Porto Rico justement, était le havre de paix de Roberto. Dès le début de sa carrière, il y passa tous les hivers, jouant dans la Caribbean Winter League et profitant de sa présence pour superviser et participer aux projets humanitaires qu’il développait. Cependant, il interrompit cette tradition une seule fois, durant l’hiver 1958-59, au cours duquel il servit dans le corps de réserve des US Marines. En tant que citoyen américain, il était soumis aux règles de conscription en cours à l’époque et partit pour 6 mois au Camp Lejeune, à Parris Island, NC.
L’entraînement à la dure lui permit de parfaire son physique, de gagner 5 kg de muscles et de faire disparaître son mal de dos récurrent depuis son accident de voiture en 1954. Comme dans chaque lieu où il passa, Roberto noua des amitiés avec ses compagnons, quelles que fussent leurs couleurs ou religions, ouvrant son esprit autant que celui des autres. Il fut libéré quelques jours en avance, afin de pouvoir participer au Spring Training 1959.
“I am more valuable to my team hitting .330 then swinging for home runs.”
-Roberto Clemente
National League Most Valuable Player, 1966
A partir de 1959, et jusqu’à la fin de sa carrière en 1972, Roberto devint une superstar ainsi qu’un joueur ultra dominateur, remportant quatre titres de batteurs, deux World Series, douze Gold Gloves pour ses performances défensives dans le champ gauche et quinze fois All-Star. Sa domination au bâton et sa rigueur défensive aidèrent à changer le statut des Pirates, d’équipe de fond de classement à prétendant au titre, qu’il décrocha en 1960.
Mais là encore, plus que ces accomplissements sur le terrain, c’est en dehors que son impact fut le plus grand, n’hésitant pas à se faire le porte-parole anti-discrimination, et même le moteur du changement. Dans les Etats Unis des années 60, exprimer ses opinions quand on était noir et latino, c’était aussi s’exposer à la vindicte populaire, et surtout à celles des journalistes sportifs, qui le snobèrent du vote de MVP de nombreuses fois, excepté en 1966.
« Everyone knows I’ve been struggling all my life. I believe that every human being is equal, but one has to fight hard all the time to maintain that equality. »
-Roberto Clemente
Encore en 1966, lors du Spring Training dans le sud des Etats Unis, les joueurs blancs des Pirates dormaient à l’hôtel alors que les joueurs de couleur devaient rester dans des familles d’accueil, les joueurs de couleurs ne mangeaient que lorsque les joueurs blancs leurs apportaient de la nourriture dans le bus, … Roberto fut celui qui força la main de l’exécutif des Pirates pour une abolition de ses situations. Ses participations dans les marches pour les droits civils, son amitié avec Martin Luther King, Jr, sa personnalité extravertie et attachante en firent une figure respectée du vestiaire des Pirates, avec Willie « Pops » Stargell.

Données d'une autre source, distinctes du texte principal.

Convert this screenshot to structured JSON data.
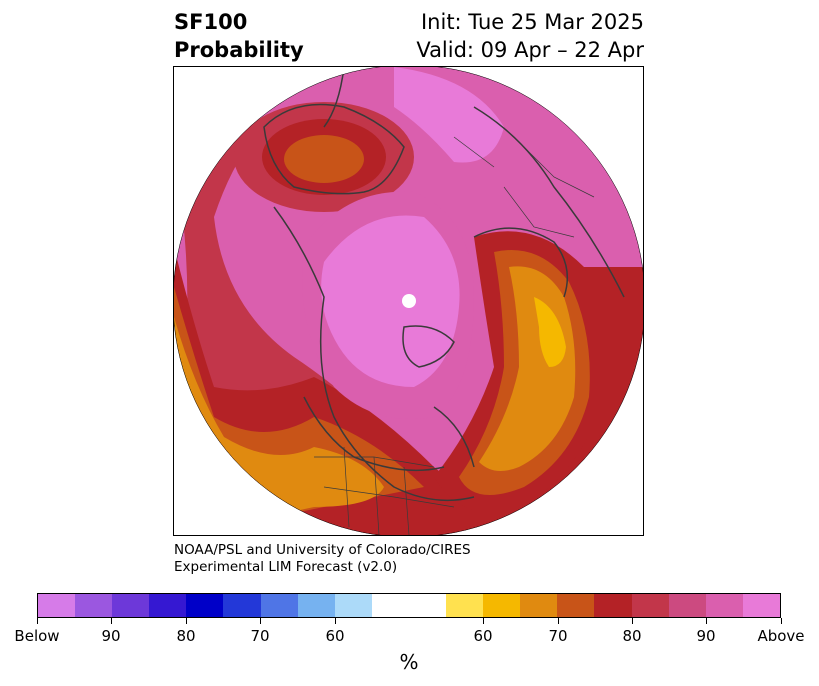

Preuve de leur influence, les deux compères obtinrent le soutien des onze joueurs noirs de l’effectif pour demander, et obtenir, le déplacement de l’Opening Day de 1968 au 10 avril, pour que celui-ci ne fût pas le jour de l’enterrement de Martin Luther King, le 8 avril.
Sous l’impulsion de Roberto, et en moins de cinq ans, l’organisation des Pirates évolua vers un lineup entièrement composé de joueurs issus de minorités lors du match 1 des World Series 1971.

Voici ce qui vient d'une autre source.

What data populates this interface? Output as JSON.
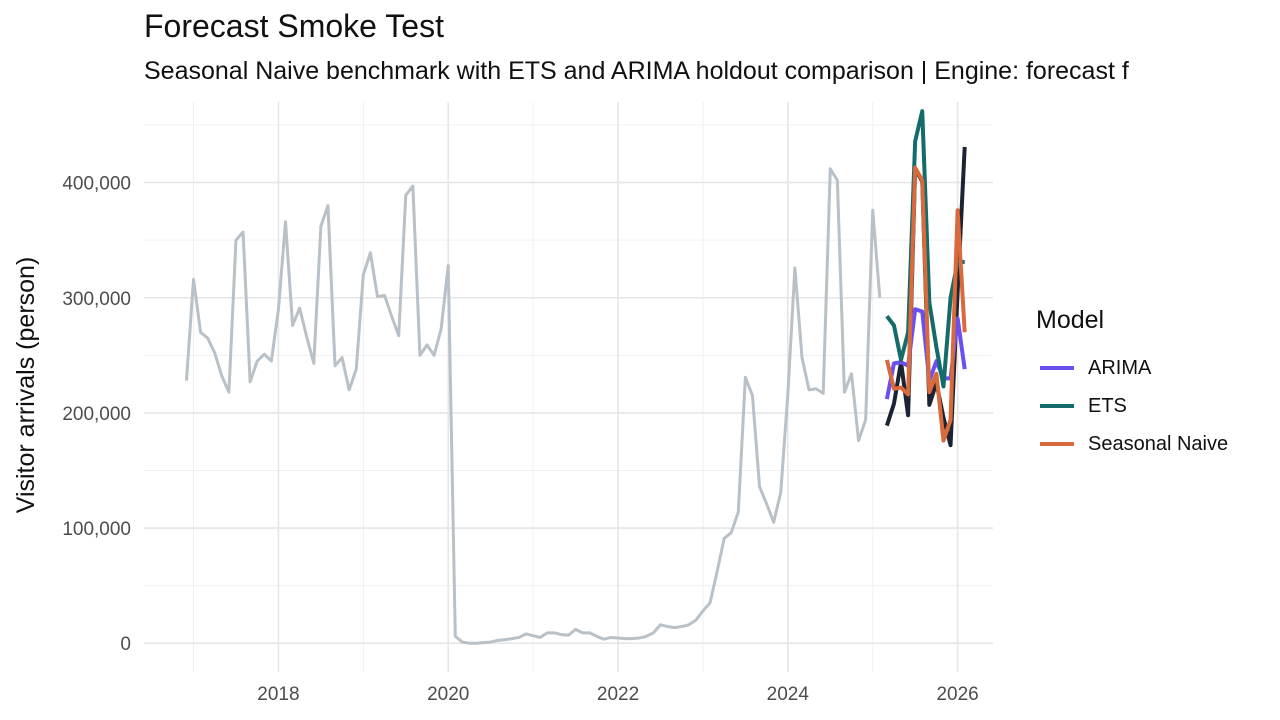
{
  "chart_data": {
    "type": "line",
    "title": "Forecast Smoke Test",
    "subtitle": "Seasonal Naive benchmark with ETS and ARIMA holdout comparison | Engine: forecast f",
    "xlabel": "",
    "ylabel": "Visitor arrivals (person)",
    "xlim": [
      "2016-06",
      "2026-06"
    ],
    "ylim": [
      -25000,
      470000
    ],
    "x_ticks": [
      "2018",
      "2020",
      "2022",
      "2024",
      "2026"
    ],
    "y_ticks": [
      0,
      100000,
      200000,
      300000,
      400000
    ],
    "y_tick_labels": [
      "0",
      "100,000",
      "200,000",
      "300,000",
      "400,000"
    ],
    "grid": true,
    "legend": {
      "title": "Model",
      "position": "right"
    },
    "series": [
      {
        "key": "history",
        "color": "#b8c0c8",
        "x": [
          "2016-12",
          "2017-01",
          "2017-02",
          "2017-03",
          "2017-04",
          "2017-05",
          "2017-06",
          "2017-07",
          "2017-08",
          "2017-09",
          "2017-10",
          "2017-11",
          "2017-12",
          "2018-01",
          "2018-02",
          "2018-03",
          "2018-04",
          "2018-05",
          "2018-06",
          "2018-07",
          "2018-08",
          "2018-09",
          "2018-10",
          "2018-11",
          "2018-12",
          "2019-01",
          "2019-02",
          "2019-03",
          "2019-04",
          "2019-05",
          "2019-06",
          "2019-07",
          "2019-08",
          "2019-09",
          "2019-10",
          "2019-11",
          "2019-12",
          "2020-01",
          "2020-02",
          "2020-03",
          "2020-04",
          "2020-05",
          "2020-06",
          "2020-07",
          "2020-08",
          "2020-09",
          "2020-10",
          "2020-11",
          "2020-12",
          "2021-01",
          "2021-02",
          "2021-03",
          "2021-04",
          "2021-05",
          "2021-06",
          "2021-07",
          "2021-08",
          "2021-09",
          "2021-10",
          "2021-11",
          "2021-12",
          "2022-01",
          "2022-02",
          "2022-03",
          "2022-04",
          "2022-05",
          "2022-06",
          "2022-07",
          "2022-08",
          "2022-09",
          "2022-10",
          "2022-11",
          "2022-12",
          "2023-01",
          "2023-02",
          "2023-03",
          "2023-04",
          "2023-05",
          "2023-06",
          "2023-07",
          "2023-08",
          "2023-09",
          "2023-10",
          "2023-11",
          "2023-12",
          "2024-01",
          "2024-02",
          "2024-03",
          "2024-04",
          "2024-05",
          "2024-06",
          "2024-07",
          "2024-08",
          "2024-09",
          "2024-10",
          "2024-11",
          "2024-12",
          "2025-01",
          "2025-02"
        ],
        "values": [
          228000,
          316000,
          270000,
          265000,
          252000,
          232000,
          218000,
          350000,
          357000,
          227000,
          245000,
          251000,
          245000,
          290000,
          366000,
          276000,
          291000,
          266000,
          243000,
          362000,
          380000,
          241000,
          248000,
          220000,
          238000,
          320000,
          339000,
          301000,
          302000,
          284000,
          267000,
          389000,
          397000,
          250000,
          259000,
          250000,
          273000,
          328000,
          6000,
          1000,
          0,
          0,
          500,
          1000,
          2500,
          3000,
          4000,
          5000,
          8000,
          6500,
          5000,
          9000,
          9000,
          7500,
          7000,
          12000,
          9000,
          9000,
          6000,
          3500,
          5000,
          4500,
          4000,
          4000,
          4500,
          6000,
          9000,
          16000,
          14500,
          13500,
          14500,
          16000,
          20000,
          28000,
          35000,
          62000,
          91000,
          96000,
          114000,
          231000,
          215000,
          136000,
          121000,
          105000,
          131000,
          216000,
          326000,
          248000,
          220000,
          221000,
          217000,
          412000,
          402000,
          218000,
          234000,
          176000,
          194000,
          376000,
          300000
        ]
      },
      {
        "key": "actual",
        "color": "#1c2433",
        "x": [
          "2025-03",
          "2025-04",
          "2025-05",
          "2025-06",
          "2025-07",
          "2025-08",
          "2025-09",
          "2025-10",
          "2025-11",
          "2025-12",
          "2026-01",
          "2026-02"
        ],
        "values": [
          189000,
          208000,
          244000,
          198000,
          412000,
          401000,
          207000,
          226000,
          196000,
          172000,
          305000,
          431000
        ]
      },
      {
        "name": "ARIMA",
        "color": "#6b4ff0",
        "x": [
          "2025-03",
          "2025-04",
          "2025-05",
          "2025-06",
          "2025-07",
          "2025-08",
          "2025-09",
          "2025-10",
          "2025-11",
          "2025-12",
          "2026-01",
          "2026-02"
        ],
        "values": [
          212000,
          243000,
          244000,
          241000,
          290000,
          288000,
          228000,
          245000,
          230000,
          230000,
          282000,
          238000
        ]
      },
      {
        "name": "ETS",
        "color": "#146c6a",
        "x": [
          "2025-03",
          "2025-04",
          "2025-05",
          "2025-06",
          "2025-07",
          "2025-08",
          "2025-09",
          "2025-10",
          "2025-11",
          "2025-12",
          "2026-01",
          "2026-02"
        ],
        "values": [
          284000,
          276000,
          246000,
          270000,
          436000,
          462000,
          296000,
          257000,
          223000,
          300000,
          331000,
          331000
        ]
      },
      {
        "name": "Seasonal Naive",
        "color": "#d96a3c",
        "x": [
          "2025-03",
          "2025-04",
          "2025-05",
          "2025-06",
          "2025-07",
          "2025-08",
          "2025-09",
          "2025-10",
          "2025-11",
          "2025-12",
          "2026-01",
          "2026-02"
        ],
        "values": [
          246000,
          221000,
          222000,
          216000,
          413000,
          402000,
          218000,
          234000,
          176000,
          194000,
          376000,
          270000
        ]
      }
    ]
  }
}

Constamment soucieux de rester proche de ses racines, Roberto Clemente fut toujours à l’écoute des minorités, même celle insoupçonnée comme les débutants de l’équipe. Lors de l’installation dans le nouveau centre d’entraînement des Pirates, les vétérans mangeaient dans une salle séparée des rookies et joueurs mineurs. Mais saison après saison, Roberto s’asseyait dans la salle des rookies. Quand on lui demandait pourquoi, sa réponse était toujours la même. Il ne voulait pas que les jeunes qui arrivaient, en particulier les jeunes étrangers, ne subissent ce que lui avait subi en arrivant dans le baseball professionnel, l’ostracisation à cause de la couleur, de la langue.
“I want to be remembered as a ballplayer who gave all he had to give.”
-Roberto Clemente
Cette volonté d’aider son prochain en plus du combat pour l’égalité, se retrouvait dans les œuvres de charité de Roberto. Additionné à ses œuvres à Porto Rico, Roberto était très actif pour aider les plus défavorisés, que ce fût dans toute l’Amérique Latine, ou à Pittsburgh.
C’est après le tremblement de terre au Nicaragua en décembre 1972, que Roberto décida de se rendre sur place à la veille du jour de l’an, avec un chargement trop lourd de matériel de secours. Son avion disparut au large de San Juan de Porto Rico, le 30 décembre 1972.
“If you have the chance to make things better for people coming behind you and you don’t, you are wasting your time on earth.”– Roberto Clemente
L’héritage culturelle et social de Roberto Clemente, son impact sur le baseball, est encore vivace de nos jours. Son introduction au Hall of Fame en 1973 marqua un changement de règle dans les admissions, une personne décédée pouvant intégrer Cooperstown six mois après sa disparition.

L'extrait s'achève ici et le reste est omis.